I saw this pattern on ravelry and decided I was not going to be intimidated any more. I wrapped my yarns on cardboard and it worked just fine. Just fine in this case means I had to untwist everything ever couple rows because it quickly became a rat’s nest, but that’s the nature of the beast. The knitting itself, I was happy to discover, was surprisingly easy, if fiddly.
There were a lot of ends to weave in:
A vital blocking:
And a fair amount of embroidery and finishing:
And some sewing up:
Add a collar and viola!
I am completely chuffed with myself. These may not be to everyone’s taste, but I am thrilled with them (my kids, on the other hand, not so much! But I don’t hang my sense of knitterly worth on their opinions) and I feel so accomplished. I had built intarsia up to be my last knitting frontier and it turned out to be just… knitting.
I don’t know how to introduce these projects. They reveal some part of my person and general cheeseball-ness that I try to keep under wraps.

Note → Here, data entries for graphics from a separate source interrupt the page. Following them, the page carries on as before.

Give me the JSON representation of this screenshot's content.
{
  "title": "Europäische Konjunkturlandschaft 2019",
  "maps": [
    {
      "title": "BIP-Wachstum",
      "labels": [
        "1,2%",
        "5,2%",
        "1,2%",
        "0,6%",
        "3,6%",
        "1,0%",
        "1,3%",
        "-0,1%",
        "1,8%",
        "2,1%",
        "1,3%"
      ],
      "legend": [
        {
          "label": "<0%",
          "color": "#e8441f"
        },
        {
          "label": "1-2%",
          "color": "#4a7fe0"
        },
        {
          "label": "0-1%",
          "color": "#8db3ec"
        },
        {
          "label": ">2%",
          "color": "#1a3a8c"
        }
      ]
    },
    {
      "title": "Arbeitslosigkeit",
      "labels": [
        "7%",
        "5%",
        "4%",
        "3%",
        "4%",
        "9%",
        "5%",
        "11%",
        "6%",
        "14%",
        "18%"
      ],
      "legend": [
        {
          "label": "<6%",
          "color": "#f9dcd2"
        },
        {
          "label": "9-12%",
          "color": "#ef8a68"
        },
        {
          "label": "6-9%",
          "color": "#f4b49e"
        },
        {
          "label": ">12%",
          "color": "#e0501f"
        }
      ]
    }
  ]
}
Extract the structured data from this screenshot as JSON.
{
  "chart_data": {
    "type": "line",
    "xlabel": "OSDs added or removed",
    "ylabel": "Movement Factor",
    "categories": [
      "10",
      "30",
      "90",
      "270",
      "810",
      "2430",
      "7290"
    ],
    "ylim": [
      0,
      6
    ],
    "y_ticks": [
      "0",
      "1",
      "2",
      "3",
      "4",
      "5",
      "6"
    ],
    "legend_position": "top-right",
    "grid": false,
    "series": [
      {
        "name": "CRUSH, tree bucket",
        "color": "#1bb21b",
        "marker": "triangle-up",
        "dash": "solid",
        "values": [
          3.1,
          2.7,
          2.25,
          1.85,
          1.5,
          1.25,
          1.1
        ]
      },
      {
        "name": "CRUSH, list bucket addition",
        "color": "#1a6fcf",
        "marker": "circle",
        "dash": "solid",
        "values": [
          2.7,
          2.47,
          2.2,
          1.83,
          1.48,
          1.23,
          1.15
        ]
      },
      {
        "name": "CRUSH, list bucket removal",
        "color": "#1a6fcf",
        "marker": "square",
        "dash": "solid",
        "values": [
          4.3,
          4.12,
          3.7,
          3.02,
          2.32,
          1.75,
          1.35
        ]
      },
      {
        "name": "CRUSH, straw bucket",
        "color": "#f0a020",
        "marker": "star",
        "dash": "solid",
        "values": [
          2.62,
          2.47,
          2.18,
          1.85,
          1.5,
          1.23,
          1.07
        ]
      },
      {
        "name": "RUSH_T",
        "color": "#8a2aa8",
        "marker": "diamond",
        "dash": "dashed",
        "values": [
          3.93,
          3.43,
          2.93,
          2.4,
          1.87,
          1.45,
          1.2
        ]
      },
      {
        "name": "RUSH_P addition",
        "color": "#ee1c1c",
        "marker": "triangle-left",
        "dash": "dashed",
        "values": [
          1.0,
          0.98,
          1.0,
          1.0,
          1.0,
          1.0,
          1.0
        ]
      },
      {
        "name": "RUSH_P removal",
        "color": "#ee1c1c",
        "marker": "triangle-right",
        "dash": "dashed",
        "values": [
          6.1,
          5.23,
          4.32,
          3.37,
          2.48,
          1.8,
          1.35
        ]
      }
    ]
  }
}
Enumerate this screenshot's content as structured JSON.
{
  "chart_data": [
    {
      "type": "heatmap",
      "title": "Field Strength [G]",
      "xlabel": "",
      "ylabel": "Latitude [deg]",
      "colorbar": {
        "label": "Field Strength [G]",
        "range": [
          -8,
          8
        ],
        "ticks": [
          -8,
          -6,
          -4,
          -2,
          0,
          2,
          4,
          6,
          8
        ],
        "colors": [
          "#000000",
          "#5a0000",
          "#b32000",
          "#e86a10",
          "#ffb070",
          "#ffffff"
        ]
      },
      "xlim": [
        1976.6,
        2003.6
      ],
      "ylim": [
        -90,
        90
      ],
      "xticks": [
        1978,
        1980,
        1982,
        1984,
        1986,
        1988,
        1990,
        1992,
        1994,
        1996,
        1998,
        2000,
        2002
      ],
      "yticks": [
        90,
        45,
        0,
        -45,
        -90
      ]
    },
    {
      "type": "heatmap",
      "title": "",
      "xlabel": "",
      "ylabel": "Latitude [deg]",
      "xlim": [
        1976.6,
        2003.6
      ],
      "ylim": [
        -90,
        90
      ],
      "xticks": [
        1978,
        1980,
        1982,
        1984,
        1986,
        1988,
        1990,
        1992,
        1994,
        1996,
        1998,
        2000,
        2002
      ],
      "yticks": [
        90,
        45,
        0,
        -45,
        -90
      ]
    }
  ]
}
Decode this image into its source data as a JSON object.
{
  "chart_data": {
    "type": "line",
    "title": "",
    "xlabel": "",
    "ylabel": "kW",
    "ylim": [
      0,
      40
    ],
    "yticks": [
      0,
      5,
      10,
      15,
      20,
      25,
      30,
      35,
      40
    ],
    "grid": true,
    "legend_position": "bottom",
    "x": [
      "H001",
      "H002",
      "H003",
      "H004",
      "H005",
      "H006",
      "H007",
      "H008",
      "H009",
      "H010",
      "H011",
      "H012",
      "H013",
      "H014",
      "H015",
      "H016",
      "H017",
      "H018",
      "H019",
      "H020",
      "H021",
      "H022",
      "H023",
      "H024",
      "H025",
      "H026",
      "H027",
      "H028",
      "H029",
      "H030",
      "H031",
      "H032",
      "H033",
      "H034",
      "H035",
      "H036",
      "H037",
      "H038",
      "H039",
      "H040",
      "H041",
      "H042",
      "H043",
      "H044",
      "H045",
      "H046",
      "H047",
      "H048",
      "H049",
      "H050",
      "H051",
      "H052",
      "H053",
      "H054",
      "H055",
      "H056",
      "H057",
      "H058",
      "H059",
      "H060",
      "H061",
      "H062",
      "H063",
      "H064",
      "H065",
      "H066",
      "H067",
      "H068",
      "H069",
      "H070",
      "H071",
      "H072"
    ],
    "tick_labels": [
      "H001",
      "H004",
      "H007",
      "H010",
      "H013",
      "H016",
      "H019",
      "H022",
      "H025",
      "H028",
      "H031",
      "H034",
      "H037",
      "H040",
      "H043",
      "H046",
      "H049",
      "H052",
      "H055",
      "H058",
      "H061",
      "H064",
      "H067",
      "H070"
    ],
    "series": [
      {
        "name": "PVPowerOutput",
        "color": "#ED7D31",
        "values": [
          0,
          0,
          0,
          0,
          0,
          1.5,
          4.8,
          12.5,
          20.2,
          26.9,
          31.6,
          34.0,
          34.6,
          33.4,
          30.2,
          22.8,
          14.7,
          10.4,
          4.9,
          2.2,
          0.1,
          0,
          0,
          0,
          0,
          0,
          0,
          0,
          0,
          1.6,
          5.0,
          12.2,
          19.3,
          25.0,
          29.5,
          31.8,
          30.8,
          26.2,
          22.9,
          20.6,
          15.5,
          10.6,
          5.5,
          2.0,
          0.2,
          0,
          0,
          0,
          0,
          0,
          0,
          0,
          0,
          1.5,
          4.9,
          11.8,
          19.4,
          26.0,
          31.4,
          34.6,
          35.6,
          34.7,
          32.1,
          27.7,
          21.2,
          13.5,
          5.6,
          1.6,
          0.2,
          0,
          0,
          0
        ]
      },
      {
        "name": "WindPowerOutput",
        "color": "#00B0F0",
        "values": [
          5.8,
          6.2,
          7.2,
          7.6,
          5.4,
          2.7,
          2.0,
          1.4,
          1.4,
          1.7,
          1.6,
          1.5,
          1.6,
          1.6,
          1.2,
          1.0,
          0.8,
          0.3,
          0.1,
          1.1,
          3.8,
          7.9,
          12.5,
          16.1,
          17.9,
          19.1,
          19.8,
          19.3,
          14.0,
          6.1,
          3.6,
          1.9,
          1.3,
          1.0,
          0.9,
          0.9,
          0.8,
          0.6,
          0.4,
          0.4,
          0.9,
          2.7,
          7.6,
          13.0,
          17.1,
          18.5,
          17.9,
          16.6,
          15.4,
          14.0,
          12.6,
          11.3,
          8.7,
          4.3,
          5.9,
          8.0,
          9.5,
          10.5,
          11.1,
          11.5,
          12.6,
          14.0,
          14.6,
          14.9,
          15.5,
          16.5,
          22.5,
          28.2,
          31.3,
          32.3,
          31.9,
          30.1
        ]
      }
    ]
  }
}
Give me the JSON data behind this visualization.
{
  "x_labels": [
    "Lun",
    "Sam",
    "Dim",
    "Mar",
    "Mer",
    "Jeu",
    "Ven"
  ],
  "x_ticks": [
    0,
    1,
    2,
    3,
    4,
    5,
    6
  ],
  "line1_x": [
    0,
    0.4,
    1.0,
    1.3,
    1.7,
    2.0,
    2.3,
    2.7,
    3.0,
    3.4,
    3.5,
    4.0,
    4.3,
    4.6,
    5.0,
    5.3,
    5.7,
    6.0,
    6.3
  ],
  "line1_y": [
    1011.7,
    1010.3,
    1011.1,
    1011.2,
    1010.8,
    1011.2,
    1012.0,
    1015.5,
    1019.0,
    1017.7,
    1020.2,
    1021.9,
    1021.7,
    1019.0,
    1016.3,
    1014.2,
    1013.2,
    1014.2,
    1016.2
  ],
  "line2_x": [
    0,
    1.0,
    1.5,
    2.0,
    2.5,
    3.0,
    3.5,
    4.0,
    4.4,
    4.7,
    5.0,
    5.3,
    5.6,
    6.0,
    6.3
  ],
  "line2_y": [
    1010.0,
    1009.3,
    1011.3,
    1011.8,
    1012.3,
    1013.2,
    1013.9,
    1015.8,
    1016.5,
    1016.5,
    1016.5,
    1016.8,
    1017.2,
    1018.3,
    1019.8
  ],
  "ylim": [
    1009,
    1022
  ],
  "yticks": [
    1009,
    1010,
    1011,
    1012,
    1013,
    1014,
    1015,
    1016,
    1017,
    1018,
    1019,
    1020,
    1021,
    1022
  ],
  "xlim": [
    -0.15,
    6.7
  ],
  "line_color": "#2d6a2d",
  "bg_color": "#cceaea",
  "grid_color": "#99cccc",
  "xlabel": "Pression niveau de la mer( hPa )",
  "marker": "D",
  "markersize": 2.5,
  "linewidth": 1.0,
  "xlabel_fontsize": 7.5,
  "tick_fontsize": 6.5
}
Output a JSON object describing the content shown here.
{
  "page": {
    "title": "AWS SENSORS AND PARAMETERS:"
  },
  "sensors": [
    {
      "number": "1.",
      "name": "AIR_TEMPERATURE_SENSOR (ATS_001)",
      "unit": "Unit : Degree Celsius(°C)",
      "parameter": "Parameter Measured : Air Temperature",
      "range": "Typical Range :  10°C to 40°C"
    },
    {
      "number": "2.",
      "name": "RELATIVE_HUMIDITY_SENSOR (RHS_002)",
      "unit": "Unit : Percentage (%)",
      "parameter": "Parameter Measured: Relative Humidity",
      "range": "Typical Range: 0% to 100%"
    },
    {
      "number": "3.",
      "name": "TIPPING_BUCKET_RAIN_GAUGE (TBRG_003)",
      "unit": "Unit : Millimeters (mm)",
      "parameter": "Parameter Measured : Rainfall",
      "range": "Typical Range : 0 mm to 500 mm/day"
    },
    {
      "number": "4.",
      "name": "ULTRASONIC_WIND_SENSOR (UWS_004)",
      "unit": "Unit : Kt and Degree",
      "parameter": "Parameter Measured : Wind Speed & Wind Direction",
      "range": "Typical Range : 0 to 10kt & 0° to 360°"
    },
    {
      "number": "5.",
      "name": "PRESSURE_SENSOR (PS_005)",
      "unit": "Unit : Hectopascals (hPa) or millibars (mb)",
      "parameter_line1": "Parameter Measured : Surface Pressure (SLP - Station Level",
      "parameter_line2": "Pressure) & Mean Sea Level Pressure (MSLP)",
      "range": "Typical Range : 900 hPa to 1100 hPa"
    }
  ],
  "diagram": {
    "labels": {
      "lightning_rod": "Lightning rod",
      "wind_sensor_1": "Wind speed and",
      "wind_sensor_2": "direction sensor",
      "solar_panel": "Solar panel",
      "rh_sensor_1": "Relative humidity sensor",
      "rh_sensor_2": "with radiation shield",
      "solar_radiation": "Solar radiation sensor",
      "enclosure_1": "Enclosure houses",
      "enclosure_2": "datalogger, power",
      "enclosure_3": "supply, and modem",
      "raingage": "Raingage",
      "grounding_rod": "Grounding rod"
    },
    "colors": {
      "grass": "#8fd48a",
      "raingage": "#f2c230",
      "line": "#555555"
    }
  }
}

I love kitschy Christmas. I’m too self-conscious and unorganized to go all out, and my decorating scheme probably looks more like a lack of effort than a preference. Christmas red in my house is a true red, not burgundy, green is, well, green, not lime or forest. I thought about buying a tasteful wreath this year, but why should I when I already have one made of multicolored Christmas balls? I prefer colored lights to white and tinsel to popcorn. Our stockings are handmade. They don’t match, nor do our ornaments and I always felt kind of bad for trees whose ornaments do. A coworker once told what was to her a funny anecdote about how how excited she was when she moved into her first house to have an all-matching Christmas tree and how her mother undermined her efforts by sending her a box of her childhood ornaments. I had always considered trees with matching decorations soulless and associated them with department stores. I’d had no idea it was something anybody would want in her own home.
Different strokes for different folks. Not everybody wants a kitschy mishmash, not everybody wants matchy-matchy, only a few would make her children matching kitschy Santa sweaters.
There are lots of reasons not to make your children matching Christmas sweaters, especially if you’re as bad at laundry as I am. I don’t know which is worse: wondering if they’ll even wear them or wondering how long before an ice cream or chocolate stain ruins them. Time will tell which fate will befall these sweaters. If I had to wager a guess I’d say the blue will never be worn and the pink will be stained before we leave the house. That’s OK. I don’t mind. Knitting is my love language.